Extrapulmonary small cell carcinoma: An indication for prophylactic cranial irradiation? A single center experience.

Strahlenther Onkol 2011 Sep 27;187(9):561-7. Epub 2011 Jun 27.

Department of Oncology/Hematology, Kantonsspital St. Gallen, St. Gallen, Switzerland.

Background: Information about extrapulmonary small cell carcinoma (EPSCC) is limited and the role of prophylactic cranial irradiation (PCI) is unknown.

Patients And Methods: Disease presentation and outcome of all EPSCC at our hospital between 1990 and 2009 were retrospectively analyzed.

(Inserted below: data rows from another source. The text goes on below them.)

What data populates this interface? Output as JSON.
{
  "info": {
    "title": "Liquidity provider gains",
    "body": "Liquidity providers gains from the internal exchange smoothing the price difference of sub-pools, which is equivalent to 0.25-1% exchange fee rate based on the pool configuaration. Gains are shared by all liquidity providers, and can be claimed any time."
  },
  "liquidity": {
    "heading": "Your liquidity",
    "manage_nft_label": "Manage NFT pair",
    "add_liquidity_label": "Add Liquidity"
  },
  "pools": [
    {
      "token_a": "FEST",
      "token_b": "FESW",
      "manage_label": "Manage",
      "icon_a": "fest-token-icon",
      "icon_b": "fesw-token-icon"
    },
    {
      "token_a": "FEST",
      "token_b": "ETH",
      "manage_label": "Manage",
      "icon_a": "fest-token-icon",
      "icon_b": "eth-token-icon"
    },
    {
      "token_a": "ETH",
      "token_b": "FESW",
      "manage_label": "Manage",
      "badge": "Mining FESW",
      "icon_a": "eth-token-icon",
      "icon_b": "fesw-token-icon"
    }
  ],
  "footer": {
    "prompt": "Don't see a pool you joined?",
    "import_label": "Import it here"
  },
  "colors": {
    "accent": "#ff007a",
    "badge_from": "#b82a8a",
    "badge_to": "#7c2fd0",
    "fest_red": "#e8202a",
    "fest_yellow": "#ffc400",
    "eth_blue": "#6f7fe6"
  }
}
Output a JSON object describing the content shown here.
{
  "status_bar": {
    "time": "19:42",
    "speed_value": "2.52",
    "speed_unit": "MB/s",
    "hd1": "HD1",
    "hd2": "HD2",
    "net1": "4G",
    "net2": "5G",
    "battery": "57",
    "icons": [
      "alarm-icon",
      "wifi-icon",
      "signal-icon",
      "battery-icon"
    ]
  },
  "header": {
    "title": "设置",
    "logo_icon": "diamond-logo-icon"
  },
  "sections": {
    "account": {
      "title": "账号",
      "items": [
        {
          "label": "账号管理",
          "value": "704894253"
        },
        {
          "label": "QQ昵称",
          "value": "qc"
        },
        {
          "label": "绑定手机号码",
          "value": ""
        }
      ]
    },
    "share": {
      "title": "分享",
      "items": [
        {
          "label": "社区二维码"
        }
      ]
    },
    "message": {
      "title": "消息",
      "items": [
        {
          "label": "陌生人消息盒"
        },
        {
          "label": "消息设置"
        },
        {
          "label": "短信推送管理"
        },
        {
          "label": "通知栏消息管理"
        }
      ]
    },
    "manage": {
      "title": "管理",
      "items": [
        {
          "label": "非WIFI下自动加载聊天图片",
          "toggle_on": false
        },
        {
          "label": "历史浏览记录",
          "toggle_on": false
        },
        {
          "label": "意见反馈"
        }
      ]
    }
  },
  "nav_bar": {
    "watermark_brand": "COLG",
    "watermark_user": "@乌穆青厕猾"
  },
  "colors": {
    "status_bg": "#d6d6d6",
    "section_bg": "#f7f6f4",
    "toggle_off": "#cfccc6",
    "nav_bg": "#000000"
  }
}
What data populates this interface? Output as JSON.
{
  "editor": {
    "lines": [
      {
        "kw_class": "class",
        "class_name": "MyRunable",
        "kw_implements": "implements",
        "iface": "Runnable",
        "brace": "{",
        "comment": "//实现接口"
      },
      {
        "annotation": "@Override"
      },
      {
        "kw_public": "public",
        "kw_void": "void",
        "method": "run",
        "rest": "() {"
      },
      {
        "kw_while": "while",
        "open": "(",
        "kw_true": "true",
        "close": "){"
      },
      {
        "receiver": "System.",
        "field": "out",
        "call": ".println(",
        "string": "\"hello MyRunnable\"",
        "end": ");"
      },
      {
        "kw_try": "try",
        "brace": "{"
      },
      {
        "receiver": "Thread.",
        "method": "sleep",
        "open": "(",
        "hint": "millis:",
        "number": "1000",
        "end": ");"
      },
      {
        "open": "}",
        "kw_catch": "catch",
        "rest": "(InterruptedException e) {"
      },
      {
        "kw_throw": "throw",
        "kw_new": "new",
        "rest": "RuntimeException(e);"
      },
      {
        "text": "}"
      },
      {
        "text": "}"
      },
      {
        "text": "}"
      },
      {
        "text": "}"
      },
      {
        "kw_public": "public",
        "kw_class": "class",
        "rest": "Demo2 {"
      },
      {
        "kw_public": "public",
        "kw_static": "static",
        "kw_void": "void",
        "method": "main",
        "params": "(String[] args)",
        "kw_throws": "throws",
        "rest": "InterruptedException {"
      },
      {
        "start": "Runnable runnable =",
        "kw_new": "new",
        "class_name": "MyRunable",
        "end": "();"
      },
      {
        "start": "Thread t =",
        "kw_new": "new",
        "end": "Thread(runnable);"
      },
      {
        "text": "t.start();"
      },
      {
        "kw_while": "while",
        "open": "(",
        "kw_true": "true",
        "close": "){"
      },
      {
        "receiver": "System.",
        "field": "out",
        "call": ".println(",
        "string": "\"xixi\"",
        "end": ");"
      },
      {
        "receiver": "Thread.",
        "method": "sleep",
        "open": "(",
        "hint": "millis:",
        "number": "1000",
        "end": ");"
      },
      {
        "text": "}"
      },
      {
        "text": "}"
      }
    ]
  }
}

Results: Of 30 EPSCC, the male:female ratio was 58%:42%; 83% had a performance status of 0-2. Median age was 71 years (32-80). Seventeen (57%) had limited stage (LS), 13 (43%) extensive stage (ES). The location of the primary tumor was gastrointestinal (n = 8), unknown (6), gynecological (6), urogenital (5), and ear nose throat (5). Four (13%) developed brain metastases (2 ES, 2 LS). In ES, first line chemotherapy (CT) was given in 85%, mostly platinum-etoposide (64%). Response rate was 90%. In LS, CT and radiotherapy (RT) ± resection resulted in persistent remissions in 67% of patients. Median survival was 16 months (1-107 months), 18 months (1-107 months), and 9 months (0.4-25 months) for LS + ES, LS, and ES, respectively. Weight loss ≥5 % and ECOG performance status 3 + 4 were associated with poorer survival (p < 0.001 and p < 0.01, respectively).

Conclusion: The incidence of brain metastases was relatively low (13%). More studies are necessary, before routinely offering PCI to patients with EPSCC. Best survival outcomes in LS were achieved with multimodality treatment including CT and RT. Prognosis was poor in patients with ES.